Et là, je dis : de deux choses l'une.
Soit on attend une révélation fracassante et on est très loin du cœur du film, de ce dont il parle.
Soit on reçoit ce qui se dit (tout en appréciant le traitement de la dite-scène) comme quelque chose de touchant et juste, à l'image de tout ce qui a précédé.
Et, preuve manifeste du respect de la cohérence du ton de l'ensemble, se dire que si le poids qui pèse sur la conscience et l'âme de Felix manque peut-être de « cinégénisme » pour permettre un climax spectaculaire, réaliser qu'au contraire, dans une « vraie vie », ce poids doit effectivement se révéler écrasant.

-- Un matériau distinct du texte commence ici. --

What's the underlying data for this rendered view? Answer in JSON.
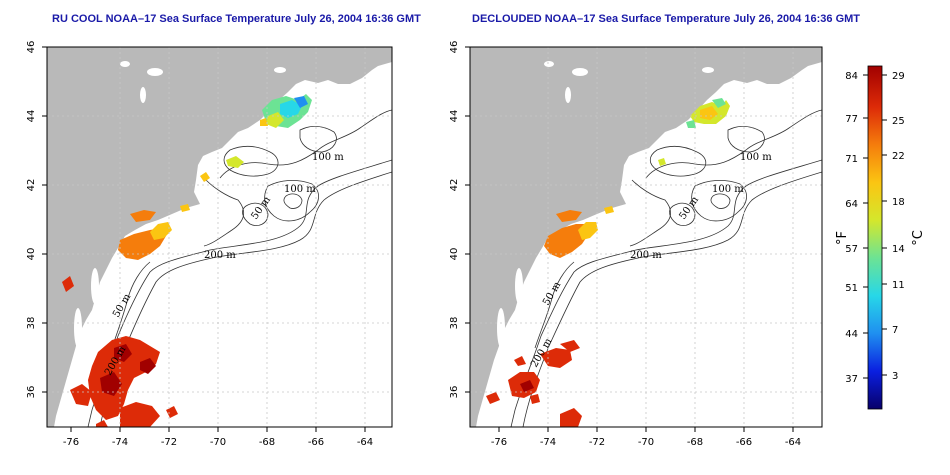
{
  "panels": [
    {
      "title": "RU COOL NOAA–17 Sea Surface Temperature July 26, 2004 16:36 GMT"
    },
    {
      "title": "DECLOUDED NOAA–17 Sea Surface Temperature July 26, 2004 16:36 GMT"
    }
  ],
  "axes": {
    "longitude_ticks": [
      "-76",
      "-74",
      "-72",
      "-70",
      "-68",
      "-66",
      "-64"
    ],
    "latitude_ticks": [
      "46",
      "44",
      "42",
      "40",
      "38",
      "36"
    ]
  },
  "contour_labels": [
    "100 m",
    "100 m",
    "50 m",
    "200 m",
    "50 m",
    "200 m"
  ],
  "colorbar": {
    "fahrenheit_label": "°F",
    "celsius_label": "°C",
    "fahrenheit_ticks": [
      "84",
      "77",
      "71",
      "64",
      "57",
      "51",
      "44",
      "37"
    ],
    "celsius_ticks": [
      "29",
      "25",
      "22",
      "18",
      "14",
      "11",
      "7",
      "3"
    ],
    "colors": [
      "#08006a",
      "#0a1fe0",
      "#1f8ff0",
      "#27d7e8",
      "#6ce394",
      "#d4e72c",
      "#fbc512",
      "#f57d0c",
      "#dd2b08",
      "#a10000"
    ]
  },
  "colors": {
    "land": "#b9b9b9",
    "ocean": "#ffffff",
    "title": "#1a1aa8",
    "grid": "#c8c8c8"
  }
}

Au total, un film juste, beau, alliant gravité et humour avec une grâce légère (juste ce qu'il faut) qui ne mérite nullement l'oubli poli dans lequel il a trop vite plongé. Si d'aventure la lecture de cette critique vous donnait l'envie de vous précipiter chez votre dealer de DVD le plus proche (on ne sait jamais, soyons fous), ne le cherchez pas sous son horrible (lapalissade) titre français. Il vient d'être réédité sous son titre original.